The good news for Virginia fans is that while seniors Joe Harris and Akil Mitchell will be significant losses, and reserve guard Teven Jones is transferring out of the program, the cupboard is far from bare in Charlottesville looking ahead. Here is an evaluation of the Cavaliers on both offense and defense, as well as overall.
OFFENSE: The No. 1 complaint for those not buying into head coach Tony Bennett‘s program in Charlottesville was the inconsistency and ineffectiveness on offense. There were still signs of that this season, as the Cavaliers went through six- and seven-minute stretches of games without field goals. But with Harris, the emergence of guards Malcolm Brogdon (leading scorer at 12.7 PPG) and London Perrantes, and the ability to get points from the wings and down low thanks to Justin Anderson, Anthony Gill and Mike Tobey, Virginia’s offense was much more successful than in past years and unlike those previous teams, Virginia wasn’t afraid to get out on the break when given the opportunity. UVA scored 72 and 75 points in late season wins over Duke (ACC tourney final) and Syracuse, respectively. A drawback of this unit was that the Cavaliers only shot 67 percent from the free-throw line.
DEFENSE: As the season went on, one of the most used phrases in college basketball became, “Virginia’s Pack Line Defense.” It helped produce several second-half runs that changed close games into UVA blowouts — including a 25-0 run vs. Notre Dame in Charlottesville that at the time, one national columnist called it the best basketball he’d seen all season. Virginia led the nation in scoring defense at 55.7 PPG, even though they only averaged 9.3 blocks plus steals per game. But timely rejections, usually by Anderson, keyed fast breaks and swung games in the Cavaliers’ favor. Virginia held 27 opponents to 60 points or less, including seven-straight to end February and start March as part of a 13-game winning streak (all in the ACC).

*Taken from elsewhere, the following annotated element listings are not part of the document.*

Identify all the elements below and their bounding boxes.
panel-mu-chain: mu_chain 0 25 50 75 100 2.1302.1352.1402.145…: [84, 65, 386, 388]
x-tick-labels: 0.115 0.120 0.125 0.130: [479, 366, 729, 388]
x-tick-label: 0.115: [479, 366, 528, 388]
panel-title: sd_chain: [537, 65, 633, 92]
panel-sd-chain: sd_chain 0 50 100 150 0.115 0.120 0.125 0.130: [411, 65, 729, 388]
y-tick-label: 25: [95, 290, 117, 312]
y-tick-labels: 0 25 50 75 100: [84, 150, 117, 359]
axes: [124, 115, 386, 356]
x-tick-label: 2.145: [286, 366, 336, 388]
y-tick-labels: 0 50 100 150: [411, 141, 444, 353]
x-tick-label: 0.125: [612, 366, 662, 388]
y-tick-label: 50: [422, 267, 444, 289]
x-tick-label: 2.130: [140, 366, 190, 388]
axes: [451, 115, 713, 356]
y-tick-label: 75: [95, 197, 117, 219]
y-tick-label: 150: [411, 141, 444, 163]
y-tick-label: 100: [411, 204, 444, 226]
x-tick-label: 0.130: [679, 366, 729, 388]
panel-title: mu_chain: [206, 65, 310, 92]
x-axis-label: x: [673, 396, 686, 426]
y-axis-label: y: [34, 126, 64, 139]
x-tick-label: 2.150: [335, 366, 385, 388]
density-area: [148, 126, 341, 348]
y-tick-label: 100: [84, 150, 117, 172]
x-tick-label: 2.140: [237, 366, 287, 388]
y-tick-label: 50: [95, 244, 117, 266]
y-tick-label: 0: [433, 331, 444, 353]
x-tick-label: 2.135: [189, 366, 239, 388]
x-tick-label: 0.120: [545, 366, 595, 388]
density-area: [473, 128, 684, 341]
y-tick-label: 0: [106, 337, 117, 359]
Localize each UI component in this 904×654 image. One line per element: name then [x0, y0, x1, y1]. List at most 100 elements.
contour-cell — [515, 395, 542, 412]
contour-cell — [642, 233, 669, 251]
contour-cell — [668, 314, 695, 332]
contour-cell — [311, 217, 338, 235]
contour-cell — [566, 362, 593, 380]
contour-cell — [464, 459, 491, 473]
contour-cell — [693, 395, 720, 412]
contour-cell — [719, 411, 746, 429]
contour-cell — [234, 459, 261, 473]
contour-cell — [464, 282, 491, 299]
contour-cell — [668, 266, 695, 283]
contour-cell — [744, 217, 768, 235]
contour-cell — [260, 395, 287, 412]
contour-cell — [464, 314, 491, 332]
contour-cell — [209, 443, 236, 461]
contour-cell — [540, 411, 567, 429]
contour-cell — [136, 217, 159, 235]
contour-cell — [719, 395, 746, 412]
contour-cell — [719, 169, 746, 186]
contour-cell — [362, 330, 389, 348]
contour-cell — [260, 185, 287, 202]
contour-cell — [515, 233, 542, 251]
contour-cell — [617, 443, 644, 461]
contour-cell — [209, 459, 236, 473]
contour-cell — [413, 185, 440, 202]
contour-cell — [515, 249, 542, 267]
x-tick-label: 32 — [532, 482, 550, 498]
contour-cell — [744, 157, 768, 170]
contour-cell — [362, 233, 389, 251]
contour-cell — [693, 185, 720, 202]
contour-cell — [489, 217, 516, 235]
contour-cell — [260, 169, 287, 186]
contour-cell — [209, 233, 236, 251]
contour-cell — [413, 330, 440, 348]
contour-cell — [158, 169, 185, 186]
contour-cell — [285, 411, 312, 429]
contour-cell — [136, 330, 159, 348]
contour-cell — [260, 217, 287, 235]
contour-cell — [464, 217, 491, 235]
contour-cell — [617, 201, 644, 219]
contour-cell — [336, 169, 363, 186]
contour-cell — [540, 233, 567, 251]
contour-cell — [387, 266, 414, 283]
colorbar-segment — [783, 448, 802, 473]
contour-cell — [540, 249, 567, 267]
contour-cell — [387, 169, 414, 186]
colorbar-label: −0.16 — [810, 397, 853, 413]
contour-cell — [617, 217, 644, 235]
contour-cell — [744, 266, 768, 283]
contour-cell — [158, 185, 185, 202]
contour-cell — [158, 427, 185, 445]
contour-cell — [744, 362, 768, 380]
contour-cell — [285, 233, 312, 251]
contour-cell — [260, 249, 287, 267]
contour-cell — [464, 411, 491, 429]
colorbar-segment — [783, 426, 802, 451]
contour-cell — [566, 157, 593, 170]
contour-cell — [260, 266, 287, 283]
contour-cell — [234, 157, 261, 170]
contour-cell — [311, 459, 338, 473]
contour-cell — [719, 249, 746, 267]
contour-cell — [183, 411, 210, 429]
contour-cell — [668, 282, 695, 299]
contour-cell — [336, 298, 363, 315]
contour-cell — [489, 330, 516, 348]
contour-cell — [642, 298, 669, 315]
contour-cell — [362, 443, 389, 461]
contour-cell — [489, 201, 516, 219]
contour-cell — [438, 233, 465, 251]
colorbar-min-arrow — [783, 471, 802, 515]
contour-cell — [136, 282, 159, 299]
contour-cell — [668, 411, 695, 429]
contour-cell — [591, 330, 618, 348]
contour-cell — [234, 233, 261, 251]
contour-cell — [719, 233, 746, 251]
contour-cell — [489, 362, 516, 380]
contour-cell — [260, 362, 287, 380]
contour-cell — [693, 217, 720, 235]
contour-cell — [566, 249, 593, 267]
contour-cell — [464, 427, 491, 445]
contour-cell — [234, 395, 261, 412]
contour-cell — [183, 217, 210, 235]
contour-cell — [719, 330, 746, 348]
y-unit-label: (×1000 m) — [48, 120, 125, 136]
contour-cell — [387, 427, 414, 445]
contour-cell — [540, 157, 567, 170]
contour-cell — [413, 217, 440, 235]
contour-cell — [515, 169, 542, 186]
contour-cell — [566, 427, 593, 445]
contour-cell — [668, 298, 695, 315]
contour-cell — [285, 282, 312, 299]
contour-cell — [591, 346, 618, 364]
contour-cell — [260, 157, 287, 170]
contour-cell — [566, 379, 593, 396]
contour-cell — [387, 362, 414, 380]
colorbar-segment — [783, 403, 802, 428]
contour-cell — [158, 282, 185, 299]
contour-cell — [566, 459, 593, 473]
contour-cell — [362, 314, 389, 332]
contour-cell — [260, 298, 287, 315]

OVERALL: Virginia’s season was as good as any its had since the Ralph Sampson era in the early 1980s, even if other years (1995, regional final) led to a longer run in the NCAA tournament. The program took a giant step forward; it will now be on Bennett to turn up the recruiting and for those currently on the roster to make up for the loss of a guy like Harris, who while is scoring average dropped this season (down to 12 PPG), did a lot of everything to help Virginia win. A slight dip in the grade for losing in the Sweet 16 as a one-seed, but most experts regarded Michigan State as an under-seeded team as it was.